Além da ênfase dada a época em que Lobato se destacou na literatura infantil, as autoras tecem comparações entre ele e outros autores, evidenciando que o criador do Sítio foi, de certa forma, paradigma para outros escritores infantis:

Ao lado destas, porém, inspiradas pela necessidade de produção industrial, outras soluções seguem também na esteia lobatiana, tal como o reforço da produção por séries, isto é, grupos de obras que repetem, ao longo de vários títulos, personagens e/ou cenários. Lajolo e Zilberman (1984: 125)

A literatura infantil brasileira mais contemporânea também reata pontas com a tradição lobatiana por outras vias. Por exemplo, pela inversão a que submete os conteúdos mais típicos da literatura infantil. Essa tendência contestadora se manifesta com clareza na ficção moderna, que envereda pela temática urbana, focalizando o Brasil atual, seus impasses e suas crises. Lajolo E Zilberman (1984: 125)

Evidenciou-se, com as comparações aqui expostas, que em um mesmo cânone podem-se encontrar visões bastante diversificadas, uma vez que Sodré, Bosi e Moisés inserem Lobato em estéticas diferentes e nem sempre compartilham da mesma opinião sobre o autor.

Além disso, é bastante relevante o problema da exclusão do acervo infantil lobateano das histórias da literatura brasileiras oficiais, já que tal acervo é de extrema importância para a literatura do país. Tudo isso faz com que se observe que a história literária é muito mais uma construção de cada historiador, tendo em vista que eles são antes de qualquer coisa leitores, do que um fato dado por si próprio.

Referências Bibliográficas

BOSI, Alfredo. História Concisa da Literatura Brasileira. 36ed. São Paulo: Cultrix, 1999.

LAJOLO, Marisa. Monteiro Lobato. Um brasileiro sob medida. São Paulo: Moderna, 2000.

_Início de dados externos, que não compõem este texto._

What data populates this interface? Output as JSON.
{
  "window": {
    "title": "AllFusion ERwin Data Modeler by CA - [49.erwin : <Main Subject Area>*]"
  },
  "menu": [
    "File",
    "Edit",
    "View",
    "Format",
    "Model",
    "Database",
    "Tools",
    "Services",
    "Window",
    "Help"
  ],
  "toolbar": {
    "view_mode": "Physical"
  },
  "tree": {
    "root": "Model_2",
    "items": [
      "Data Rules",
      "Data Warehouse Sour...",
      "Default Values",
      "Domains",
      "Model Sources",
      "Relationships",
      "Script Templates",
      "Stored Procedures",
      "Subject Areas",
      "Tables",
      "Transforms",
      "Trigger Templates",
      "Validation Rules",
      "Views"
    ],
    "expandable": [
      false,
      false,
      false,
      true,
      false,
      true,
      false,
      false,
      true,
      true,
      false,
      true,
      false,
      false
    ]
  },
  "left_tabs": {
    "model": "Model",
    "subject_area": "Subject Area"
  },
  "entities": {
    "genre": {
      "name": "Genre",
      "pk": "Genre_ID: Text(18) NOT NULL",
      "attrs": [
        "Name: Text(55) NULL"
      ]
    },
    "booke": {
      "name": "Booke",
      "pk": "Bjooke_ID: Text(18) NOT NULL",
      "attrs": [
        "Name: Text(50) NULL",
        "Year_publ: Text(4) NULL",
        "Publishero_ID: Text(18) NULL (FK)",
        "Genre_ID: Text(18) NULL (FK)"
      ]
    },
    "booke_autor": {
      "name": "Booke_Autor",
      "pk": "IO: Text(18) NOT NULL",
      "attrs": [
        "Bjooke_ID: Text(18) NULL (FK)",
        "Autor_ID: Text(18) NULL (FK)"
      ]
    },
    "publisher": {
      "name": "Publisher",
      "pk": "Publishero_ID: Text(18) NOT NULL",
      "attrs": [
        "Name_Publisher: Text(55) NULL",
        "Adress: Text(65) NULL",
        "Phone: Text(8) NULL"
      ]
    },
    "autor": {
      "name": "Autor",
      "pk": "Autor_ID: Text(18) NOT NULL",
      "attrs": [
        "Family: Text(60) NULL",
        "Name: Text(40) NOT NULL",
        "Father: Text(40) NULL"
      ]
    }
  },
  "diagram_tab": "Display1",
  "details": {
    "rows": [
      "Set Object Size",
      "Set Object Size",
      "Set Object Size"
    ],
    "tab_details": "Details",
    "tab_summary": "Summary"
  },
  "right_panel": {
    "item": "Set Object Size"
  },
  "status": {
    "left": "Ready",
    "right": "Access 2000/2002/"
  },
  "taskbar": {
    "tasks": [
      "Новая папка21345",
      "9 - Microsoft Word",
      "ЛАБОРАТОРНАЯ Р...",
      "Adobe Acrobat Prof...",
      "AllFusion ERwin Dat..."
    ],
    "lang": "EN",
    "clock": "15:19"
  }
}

LAJOLO, Marisa. ZILBERMAN, Regina. Literatura Infantil Brasileira, História e Histórias. São Paulo: Ática, 1984.

MOISÉS, Massaud. A Literatura Brasileira através dos Textos. 22ªed. São Paulo: Cultrix, 2000.

OLINTO, Heidrun Krieger. Histórias de Literatura. As novas teorias alemãs. SãoPaulo: Ática, 1996.

REIS, Roberto Cânon. In JOBIM, José Luís (org). Palavras da Crítica. Rio de Janeiro:Imago, 1992.

SCHMIDT, Siegfried. Sobre a escrita de histórias da literatura. In: OLINTO, HeidrumKrieger. Histórias de Literatura. As novas teorias alemãs. São Paulo: Ática, 1996.

SODRÉ, Nelson Werneck. História da Literatura Brasileira: seus fundamentoseconômicos. 4ed. Rio de Janeiro: Civilização Brasileira, 1964.